Dough Mixing and Fermentation
- In a large bowl, whisk together the dry ingredients (flours, sugar, salt) minus the instant yeast if you’re doing that variation.
- In a smaller bowl, mix together the water (start with the smaller end of the range), oil, and instant yeast or sourdough starter.
- Pour the liquid mixture into the dry ingredients and mix. Only add more water if you need it to incorporate the dry ingredients.
- Transfer the dough to a clean work surface and knead or slap and fold for about a minute. Add flour a little at a time if the dough is very sticky-wet.
- Place the dough in a lightly oiled bowl or dough bucket and let it rise until it has doubled in size. Depending on the ambient and dough temperatures, this could take 1-2 hours for yeast and 4-7 hours for sourdough.
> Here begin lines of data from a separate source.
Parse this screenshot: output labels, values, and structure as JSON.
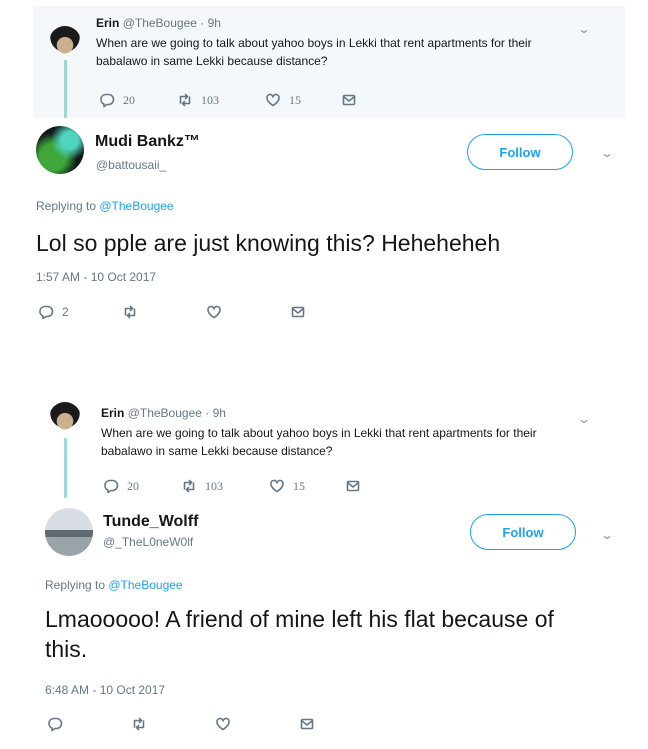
{
  "tweets": [
    {
      "quoted": {
        "name": "Erin",
        "handle_time": "@TheBougee · 9h",
        "text": "When are we going to talk about yahoo boys in Lekki that rent apartments for their babalawo in same Lekki because distance?",
        "replies": "20",
        "retweets": "103",
        "likes": "15"
      },
      "author": {
        "name": "Mudi Bankz™",
        "handle": "@battousaii_"
      },
      "follow_label": "Follow",
      "replying_prefix": "Replying to ",
      "replying_to": "@TheBougee",
      "text": "Lol so pple are just knowing this? Heheheheh",
      "timestamp": "1:57 AM - 10 Oct 2017",
      "replies": "2",
      "icons": [
        "reply-icon",
        "retweet-icon",
        "like-icon",
        "dm-icon",
        "chevron-down-icon"
      ]
    },
    {
      "quoted": {
        "name": "Erin",
        "handle_time": "@TheBougee · 9h",
        "text": "When are we going to talk about yahoo boys in Lekki that rent apartments for their babalawo in same Lekki because distance?",
        "replies": "20",
        "retweets": "103",
        "likes": "15"
      },
      "author": {
        "name": "Tunde_Wolff",
        "handle": "@_TheL0neW0lf"
      },
      "follow_label": "Follow",
      "replying_prefix": "Replying to ",
      "replying_to": "@TheBougee",
      "text": "Lmaooooo! A friend of mine left his flat because of this.",
      "timestamp": "6:48 AM - 10 Oct 2017",
      "replies": "",
      "icons": [
        "reply-icon",
        "retweet-icon",
        "like-icon",
        "dm-icon",
        "chevron-down-icon"
      ]
    }
  ],
  "colors": {
    "accent": "#1da1f2",
    "muted": "#657786",
    "connector": "#9cd9d6",
    "quoted_bg": "#f5f8fa"
  }
}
- Scrape the dough out onto a lightly floured work surface, divide it in half, and roll the pieces into two tight balls.
- Oil two take-out containers (quart size) or a 9×13″ baking dish, place the dough balls inside, and cover.
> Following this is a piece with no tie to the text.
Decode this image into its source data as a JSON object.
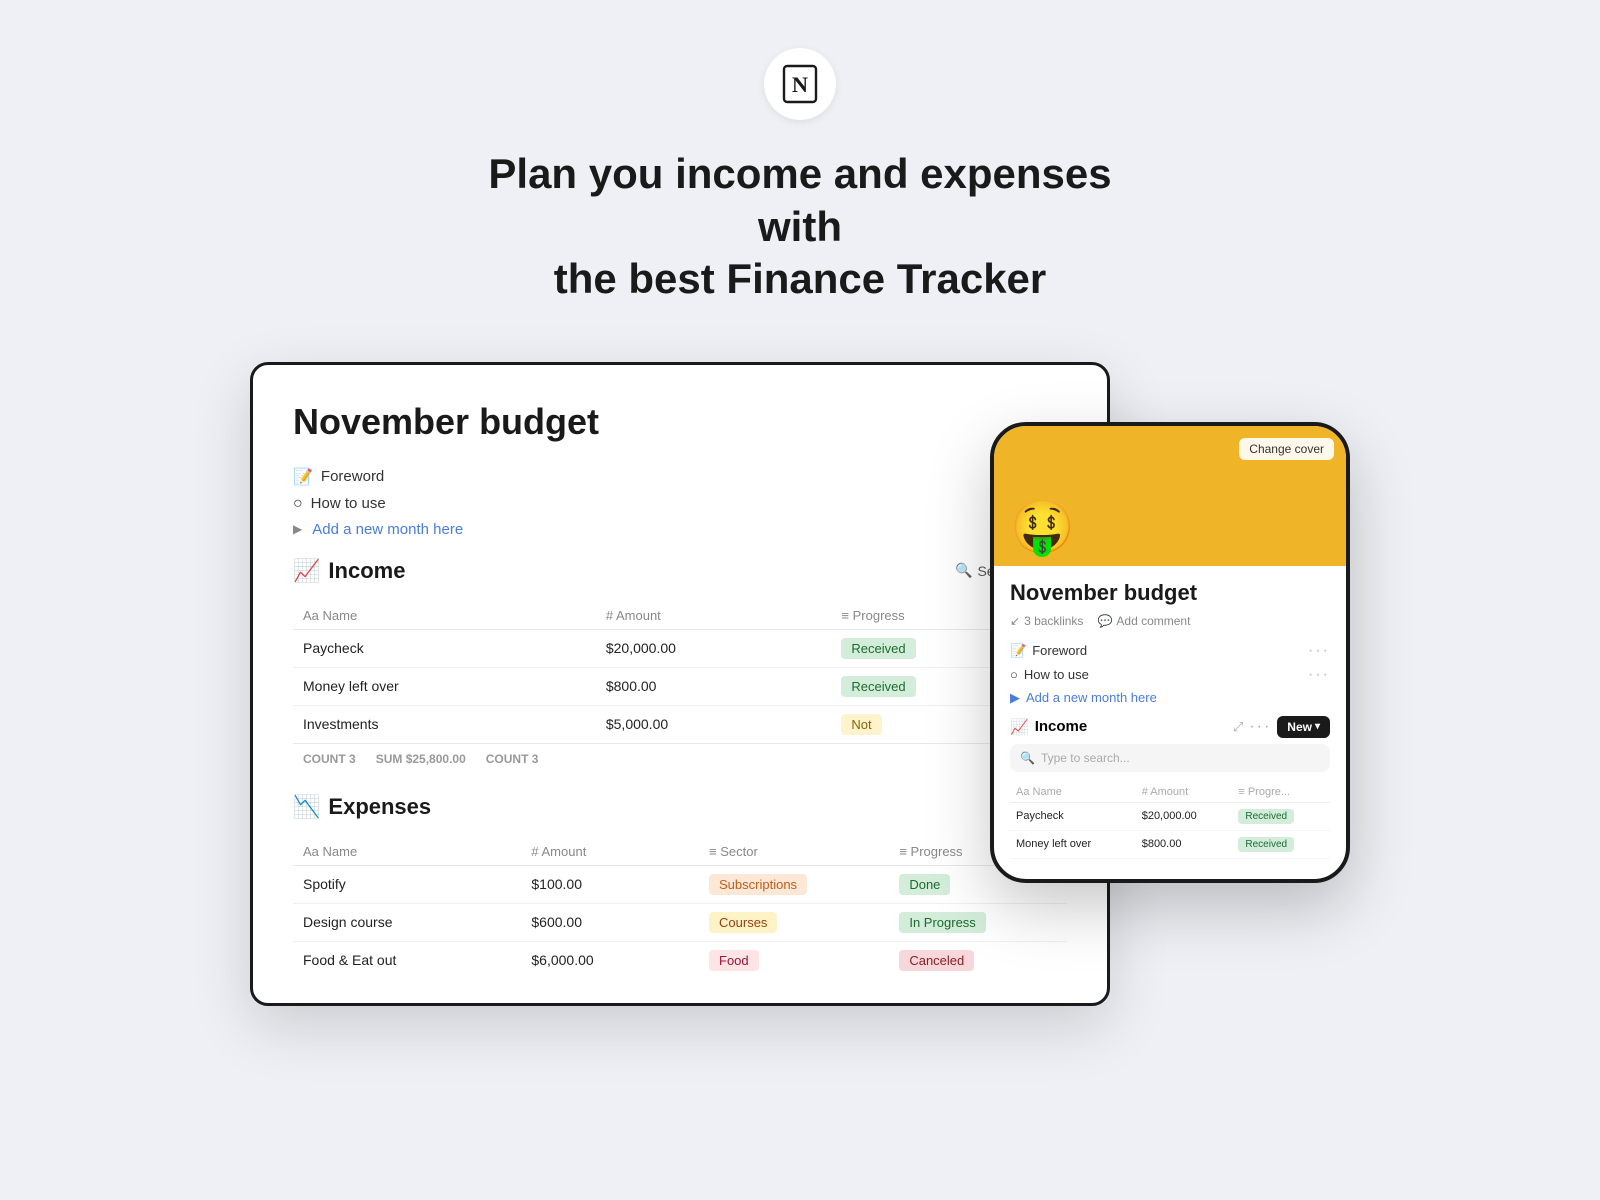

- Let the dough rise to almost double in size again. This may take 30-90 minutes with yeast, and 2-4 hours with sourdough, temperature dependent.
Pizza Assembly and Baking
- Just before you begin assembling the pizzas, prep your cast iron pans with oil or melted butter and begin preheating your oven or grill. If you plan to hand stretch the doughs, immediately place them in the greased pans so they can begin relaxing outward.
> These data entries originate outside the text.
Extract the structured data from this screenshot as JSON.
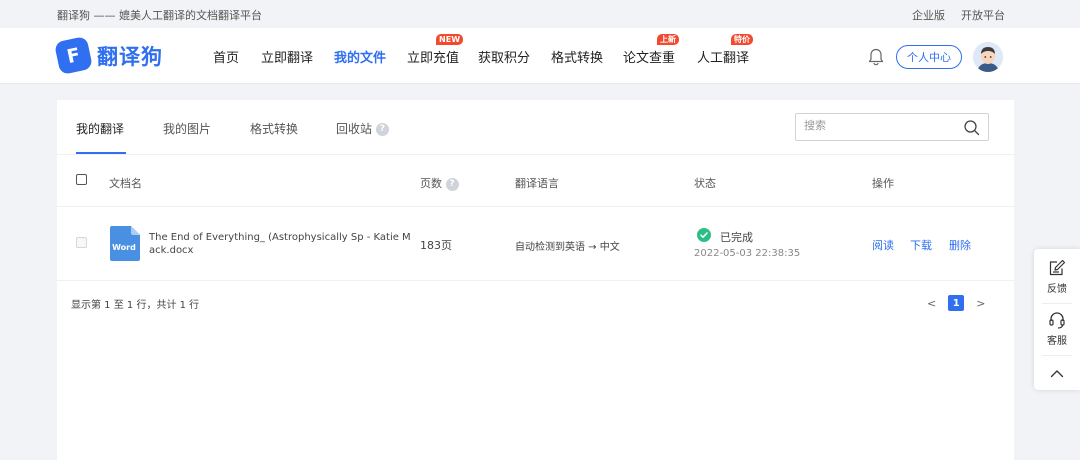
{
  "topbar": {
    "tagline": "翻译狗 —— 媲美人工翻译的文档翻译平台",
    "links": [
      "企业版",
      "开放平台"
    ]
  },
  "header": {
    "logo_mark": "F",
    "logo_text": "翻译狗",
    "nav": [
      {
        "label": "首页",
        "badge": ""
      },
      {
        "label": "立即翻译",
        "badge": ""
      },
      {
        "label": "我的文件",
        "badge": "",
        "active": true
      },
      {
        "label": "立即充值",
        "badge": "NEW"
      },
      {
        "label": "获取积分",
        "badge": ""
      },
      {
        "label": "格式转换",
        "badge": ""
      },
      {
        "label": "论文查重",
        "badge": "上新"
      },
      {
        "label": "人工翻译",
        "badge": "特价"
      }
    ],
    "center_button": "个人中心",
    "accent_color": "#2f6ff0",
    "badge_color": "#f24a2f"
  },
  "tabs": [
    {
      "label": "我的翻译",
      "active": true
    },
    {
      "label": "我的图片"
    },
    {
      "label": "格式转换"
    },
    {
      "label": "回收站"
    }
  ],
  "search": {
    "placeholder": "搜索",
    "value": ""
  },
  "table": {
    "columns": [
      "文档名",
      "页数",
      "翻译语言",
      "状态",
      "操作"
    ],
    "rows": [
      {
        "file_icon": "Word",
        "name": "The End of Everything_ (Astrophysically Sp - Katie Mack.docx",
        "pages": "183页",
        "language": "自动检测到英语 → 中文",
        "status": "已完成",
        "time": "2022-05-03 22:38:35",
        "actions": [
          "阅读",
          "下载",
          "删除"
        ]
      }
    ]
  },
  "pagination": {
    "info": "显示第 1 至 1 行，共计 1 行",
    "prev": "<",
    "current": "1",
    "next": ">"
  },
  "float_panel": {
    "items": [
      "反馈",
      "客服"
    ],
    "top_icon": "chevron-up-icon"
  }
}
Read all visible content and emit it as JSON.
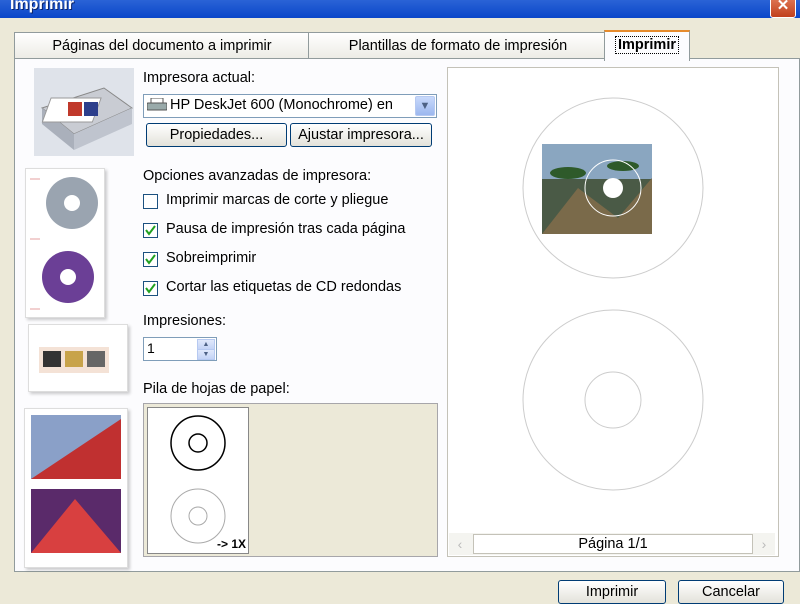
{
  "window": {
    "title": "Imprimir",
    "close_icon": "close-icon"
  },
  "tabs": [
    {
      "label": "Páginas del documento a imprimir",
      "active": false
    },
    {
      "label": "Plantillas de formato de impresión",
      "active": false
    },
    {
      "label": "Imprimir",
      "active": true
    }
  ],
  "printer": {
    "label": "Impresora actual:",
    "value": "HP DeskJet 600 (Monochrome) en",
    "properties_button": "Propiedades...",
    "adjust_button": "Ajustar impresora..."
  },
  "advanced": {
    "label": "Opciones avanzadas de impresora:",
    "options": [
      {
        "label": "Imprimir marcas de corte y pliegue",
        "checked": false
      },
      {
        "label": "Pausa de impresión tras cada página",
        "checked": true
      },
      {
        "label": "Sobreimprimir",
        "checked": true
      },
      {
        "label": "Cortar las etiquetas de CD redondas",
        "checked": true
      }
    ]
  },
  "copies": {
    "label": "Impresiones:",
    "value": "1"
  },
  "paper_stack": {
    "label": "Pila de hojas de papel:",
    "count": "-> 1X"
  },
  "preview": {
    "page_indicator": "Página 1/1"
  },
  "footer": {
    "print_button": "Imprimir",
    "cancel_button": "Cancelar"
  }
}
- Preheat the oven to 425°F – OR – turn on the grill to the hottest setting.
- Set up your pizza assembly station with the pans, 3-4 cups of shredded mozzarella, tomato sauce, a large spoon, grated parmesan or pecorino romano, additional dried oregano, flour for dusting your workspace, and a rolling pin. (If you plan to hand stretch the dough, you don’t need the flour and rolling pin.)
- Rolling pin shaping: Place one of the doughs on your lightly floured work surface and roll it into a circle ~13 inches in diameter. Lift and place the dough into a pan. Repeat with the second dough.
- Hand stretching: Press one of the doughs outward from the center toward the edge of the pan, rotating in a circle. Switch to the other dough and do the same, letting the first rest. Repeat a few times until the doughs fill the pans.
- Add 1 1/2 – 2 cups mozzarella to the top of each dough, followed by any optional toppings like pepperoni or vegetables. Then spread on 1 – 1 1/2 cups of the tomato sauce, grated parmesan or pecorino romano to taste, and several shakes of dried oregano.
- Oven: Load the two pans into the preheated oven and bake for 20-25 minutes or until the crust is browned.
- Grill: When the grill is around 550°F, turn down the flames to the lowest setting, place the two pans inside, and close the lid. The temperature should drop over the next few minutes. If it settles around 425°F, continue grilling for about 20 minutes. If the temperature drops lower than 425°F, turn up the flames as needed. If your grill won’t get as low as 425°F, aim to end the bake earlier than 20 minutes and if possible, add a barrier under the pans e.g. an aluminum baking sheet. Make sure you use oven mitts and only use materials that are safe at high temps and not vulnerable to thermal shock. The top of the pizzas likely won’t need to be covered because grilling tends to make a crispier/darker base than top.
- Let the pizzas cool in the pans on racks for about 10 minutes before you remove them and serve.
Notes
* The crust of these pizzas is quite tender even with the use of strong flour. If you’d like to use all purpose flour for an even softer crust, reduce the water by 20-30 grams.
** Feel free to use less yeast for a longer process and more flavor development. For example, less than 1/2 tsp instant yeast should make it possible to refrigerate the dough overnight after the first rise for more flavor development. Make sure you put the dough in the coldest part of your refrigerator.